Hammond announced a consultation to come on the challenge for the tax system of the rise of self-employment and incorporation, both of which are reducing the tax base. More systematic – and honest – engagement of the public and media is needed if governments are going to be able to solve the problem of paying for public services in the future. 

Our report says there is a need to “normalise” tax policymaking. There are disciplines on policymaking in other departments: the need for collective discussion and agreement on both policy and legislation; potential Treasury challenge on value for money and the need to observe cash limits; the threat a permanent secretary may use his or her accounting officer powers; external challenge on business impacts and follow-up scrutiny by the National Audit Office. But for tax – and many non-tax announcements in Budgets – these disciplines are absent. 

That makes it too easy to introduce new measures which are poor value for money, undercut other policies and which add to business burdens. The NAO has in recent years started to look at the cost and management of tax reliefs – and repeatedly taken the Treasury and HMRC to task for their lax approach. The chair of the Social Security Advisory Committee drew attention to the weak evidence base behind many Budget social security measures. So ways need to be found to add internal grit to the tax policymaking process.  

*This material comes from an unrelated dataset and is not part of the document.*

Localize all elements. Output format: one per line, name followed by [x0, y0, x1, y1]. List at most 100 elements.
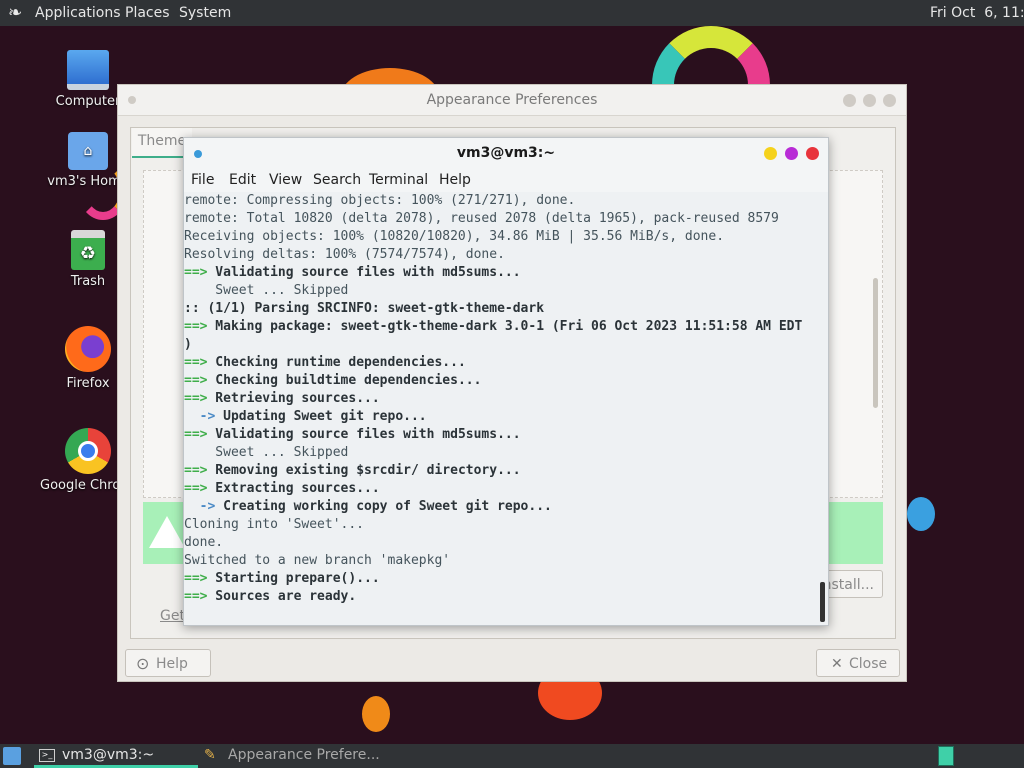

Parliament can help too – better scrutiny of the Finance Bill and of the impact of past measures will increase the incentives to make policy better. Our report makes proposals there too. 
Tax policy is a bizarre mix of high politics (big decisions on the distribution of the tax burden), low politics (the desire to lay political traps for the opposition), and the highly technical.

The chancellor has already signalled a preparedness to give up one of his two annual opportunities to make the political weather. He now needs to use the time and effort he has liberated to take the next steps to better tax policymaking.